Question

I am seing a lot of too many open files exceptions in the execution of my program. Typically those occur in the following form:

org.jboss.netty.channel.ChannelException: Failed to create a selector.

...
Caused by: java.io.IOException: Too many open files

However, those are not the only exceptions. I have observed similar ones (caused by "too many open files") but those are much less frequent.

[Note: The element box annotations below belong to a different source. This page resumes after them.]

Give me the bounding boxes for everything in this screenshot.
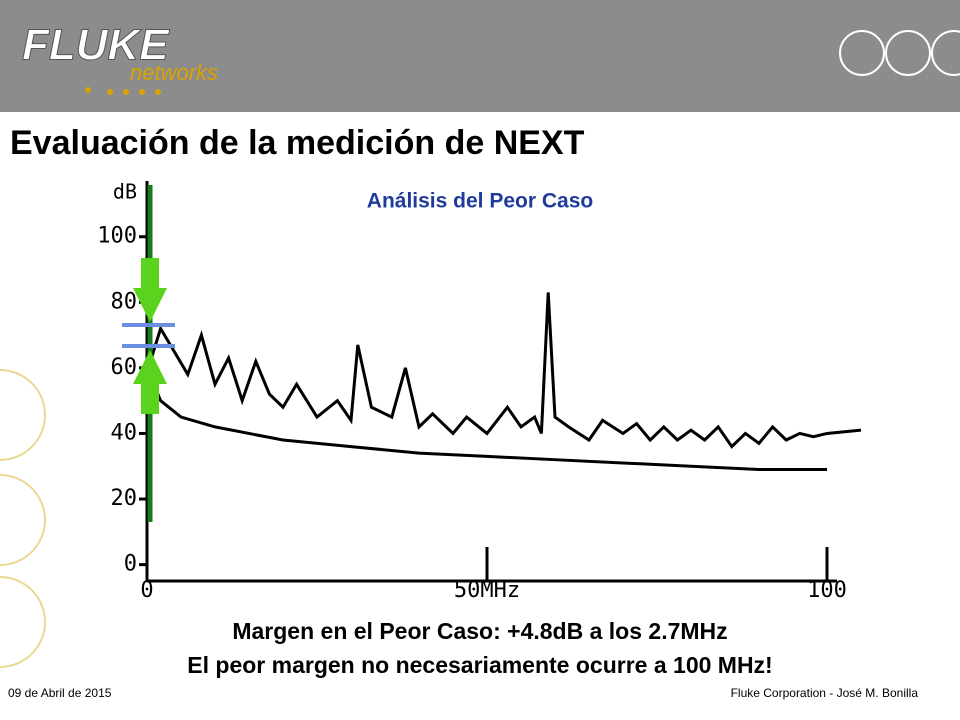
data-line <box>148 373 827 472</box>
arrow-up <box>133 350 167 414</box>
y-tick-label: 20 <box>111 486 138 511</box>
slide-title: Evaluación de la medición de NEXT <box>10 124 585 162</box>
header-circles <box>839 30 960 76</box>
footer-left: 09 de Abril de 2015 <box>8 686 112 700</box>
logo-sub: networks <box>130 60 218 85</box>
chart-title: Análisis del Peor Caso <box>367 190 593 213</box>
x-tick-label: 100 <box>807 578 847 603</box>
footer-right: Fluke Corporation - José M. Bonilla <box>731 686 919 700</box>
y-tick-label: 40 <box>111 420 138 445</box>
plot: dB 0 20 40 60 80 100 0 50MHz 100 <box>97 180 862 603</box>
x-tick-label: 0 <box>140 578 153 603</box>
y-tick-label: 100 <box>97 224 137 249</box>
y-axis-label: dB <box>113 180 137 204</box>
y-tick-label: 80 <box>111 289 138 314</box>
arrow-down <box>133 258 167 322</box>
data-line <box>148 292 862 449</box>
side-circles <box>0 369 46 668</box>
note: El peor margen no necesariamente ocurre … <box>187 652 772 678</box>
y-tick-label: 0 <box>124 552 137 577</box>
note: Margen en el Peor Caso: +4.8dB a los 2.7… <box>232 618 727 644</box>
logo-dots <box>85 87 161 95</box>
x-tick-label: 50MHz <box>454 578 520 603</box>
logo: FLUKE <box>22 21 170 70</box>
y-tick-label: 60 <box>111 355 138 380</box>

Strangely enough i have set the limit of open files of the screen session (from where i launch my programs) as 1M:

root@s11:~/fabiim-cbench# ulimit -a
core file size          (blocks, -c) 0
data seg size           (kbytes, -d) unlimited
scheduling priority             (-e) 20
file size               (blocks, -f) unlimited
pending signals                 (-i) 16382
max locked memory       (kbytes, -l) 64
max memory size         (kbytes, -m) unlimited
**open files                      (-n) 1000000**
pipe size            (512 bytes, -p) 8
POSIX message queues     (bytes, -q) 819200
real-time priority              (-r) 0
stack size              (kbytes, -s) 8192
cpu time               (seconds, -t) unlimited
max user processes              (-u) unlimited
virtual memory          (kbytes, -v) unlimited
file locks                      (-x) unlimited

Moreover, as observed by the output of lsof -p I see no more that 1111 open files (sockets, pipes, files) before the exceptions are thrown.

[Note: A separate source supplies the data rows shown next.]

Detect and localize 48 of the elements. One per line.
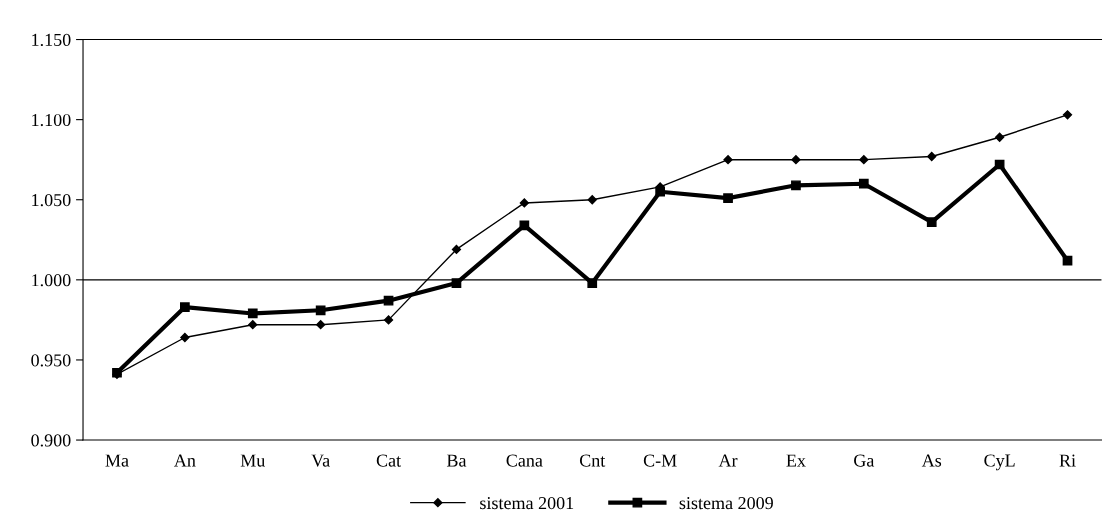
point	[723, 193, 733, 203]
point	[519, 198, 529, 208]
x-tick-label: Ex	[786, 454, 806, 467]
point	[180, 302, 190, 312]
point	[791, 155, 801, 165]
point	[383, 295, 394, 306]
point	[451, 278, 462, 288]
point	[315, 305, 326, 316]
point	[587, 278, 598, 288]
x-tick-label: Ar	[718, 454, 738, 467]
point	[655, 186, 666, 197]
x-tick-label: An	[174, 454, 196, 467]
x-tick-label: Va	[311, 454, 330, 467]
legend-label: sistema 2009	[679, 496, 773, 510]
point	[994, 132, 1005, 142]
x-tick-label: CyL	[984, 454, 1015, 471]
point	[791, 180, 801, 191]
point	[316, 320, 326, 330]
x-tick-label: Ma	[105, 454, 129, 467]
point	[451, 244, 462, 255]
x-tick-label: Ri	[1059, 454, 1076, 467]
y-tick-label: 0.950	[31, 354, 71, 367]
point	[587, 195, 597, 205]
x-tick-label: Cat	[376, 454, 401, 467]
y-tick-label: 0.900	[31, 434, 71, 447]
x-tick-label: Mu	[240, 454, 265, 467]
point	[1062, 110, 1073, 120]
point	[383, 315, 394, 325]
point	[248, 320, 258, 330]
point	[247, 308, 258, 319]
x-tick-label: Cnt	[579, 454, 606, 467]
y-tick-label: 1.100	[32, 113, 71, 127]
x-tick-label: Ba	[446, 454, 467, 467]
x-tick-label: C-M	[643, 454, 677, 467]
point	[723, 155, 733, 165]
y-tick-label: 1.050	[32, 193, 71, 207]
point	[858, 178, 869, 189]
y-tick-label: 1.150	[32, 33, 71, 47]
point	[180, 332, 190, 343]
y-tick-label: 1.000	[32, 274, 71, 287]
x-tick-label: As	[921, 454, 942, 467]
x-tick-label: Cana	[506, 454, 543, 467]
point	[519, 220, 530, 231]
point	[927, 151, 937, 162]
legend-label: sistema 2001	[480, 496, 574, 510]
point	[926, 217, 937, 228]
point	[859, 155, 869, 165]
x-tick-label: Ga	[854, 454, 875, 467]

Question: What is wrong and/or how can i dig deeper into this problem.

Extra: I am currently integrating Floodlight with bft-smart. In a nutshell the floodlight process is the one crashing with too much open files exceptions when executing a stress test launched by a benchmark program. This benchmark program will maintain 64 tcp connections to the floodlight process which in turn should maintain at least 64 * 3 tcp connections to the bft-smart replicas. Both programs use netty to manage these connections.

Était-ce utile?

La solution

First thing to check—can you run ulimit from inside your Java process to make sure that the file limit is the same inside? Code like this should work:

InputStream is = Runtime.getRuntime().exec(new String[] {"bash", "-c", "ulimit -a"}).getInputStream();
int c;
while ((c = is.read()) != -1) {
    System.out.write(c);
}

If the limit still shows 1 million, well, you’re up for some hard debugging.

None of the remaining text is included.